Lockdown observation: on creating boundaries

Jobs are not who we are. Our friends, families and partners are not who we are. Over the last ten years I have, unintentionally, tied my identity to do the jobs I had. My identity was tied heavily to journalism when I was a journalist, then it was tied heavily to the company I worked for after that. When you tie your identity to the job that you do you become so engulfed in it that you don’t know where you start and the job ends. You live in a discombobulation of life-work and the people in your life become the people at your work. The lines are blurred where you go to dinner and all you talk about with your friends is the job and the things that happen at work.

Working from home in the pandemic gave me the opportunity to access what my identity outside work looked like. Who I was without the place I worked, the social aspects of my work colleagues, where I began and work ended. The pandemic gave me an opportunity to create real boundaries around work and the people I work with, to understand who was actually my friend and who I happened to be friendly but was just a colleague. 

This exercise in boundary creation is very important especially in adult relationships. The thing is, the pandemic showed me that I had very little boundaries, or at least very little communicated boundaries, which meant lines were always blurred. We don’t just tie ourselves to work, we tie ourselves to people as well.  I am heavily tied to the support that I either give to my friends and family or the support they give to me. That sometimes it’s hard to fully understand who I am with the people in my life. This is a problematic approach to the way we do friendships especially adult friendships because it is tasking on your mental health. It’s also tasking on the mental health of your friends. It is unfair to put so much on your friends, it is unfair for your friends to put so much on you. Just as  it is unfair for a job to ask your whole life for you. Yes I know, no job overtly asks for it but in the subtle ways and details the perception that you are family is created. Who wouldn’t give their whole life to family? Because family will always take care of you and always be there for you, you’re always seen and heard. However, at the end of the day and rightly so, the priority of any company should be the business and how to make sure that business is one that makes money so the entirety of the company thrives. You are not family. 

So when a company tells you to bring your whole self to work, you have to ask them: will you take my dark days? 

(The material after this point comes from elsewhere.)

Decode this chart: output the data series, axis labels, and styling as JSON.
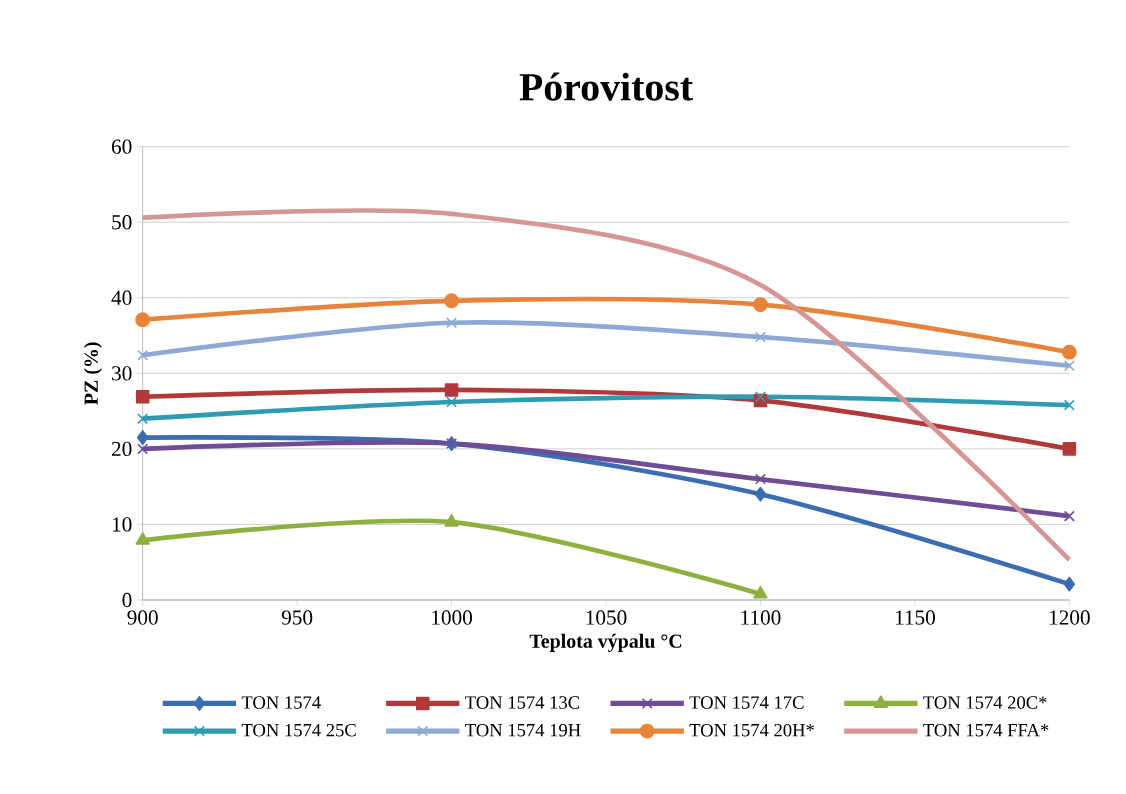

And in all honesty, I don’t know if a company should take your dark days. I think your company should take your professional, present days and your competent days.Your dark days should be taken outside of the company. Because this is why the sole idea of work life balance is a huge problem, especially for millennials. Your dark days and happy days should go to your friends, family, therapist and support structures. 

We also run into the same disillusions when it comes to our friendships, we make them family and for the most part it works out and it’s amazing. But sometimes it can be dangerous. In my case it is imperative that I am protecting or taking care of either my friends or my family. This means my entire support structure becomes one person or three people and when those three people are not available my entire world comes crashing down and it is ugly.

We live in this world where we keep trying to decide that our notion of relationship and companionship needs to be so heavily tied that we begin to deprive ourselves of oxygen in the way we work around things. It’s mental awareness month and in every session with my therapist in the last two weeks, this idea of what boundaries look like has been front and center. One question keeps coming up: Who are you? Away from all these things and people. Who are you outside the job you do? Who are you outside your family?  Who are you outside your friend’s circle? 

My entire identity cannot only be a mishmash of what I gain from the people around me or the job I do. Yes, they should heavily contribute and influence. But they shouldn’t be the soul and the core of who we are. Who I am. Perhaps this is why becoming Michelle again has been so critical in my head lately.  

Understanding that things end and sometimes we must let them allow us to know we are more than those things. It also imprints that there’s something to lose, ourselves. If we understand that our own identity could be lost as collateral damage to our relationships and jobs . Perhaps we’ll take better care of how we show up and how we represent. How we give time, how we create space. How we see people when they tell us who they are. But also how we see ourselves, how we grow in ourselves, how we build ourselves and each other. How we celebrate life and these moments because they are all fleeting. How we love our friends, so deeply and passionately. How we forgive them and they forgive us. But more importantly how allow them room to breathe so we can watch them grow, thrive and be happy. And if they fall, we can pick and show them who they are.

It’s so fascinating to just be in the space where everything seems so clear. Because our happiness is our choice. Everything in life is a choice, well barring a few sociopolitical issues, which I will not tackle right now. But the things we can control is, who we love we may not be in our control, but how we do it is. 

Boundaries give us freedom to live in our fullness, to rise and build, fall, break and mend. So this mental awareness month, create some boundaries.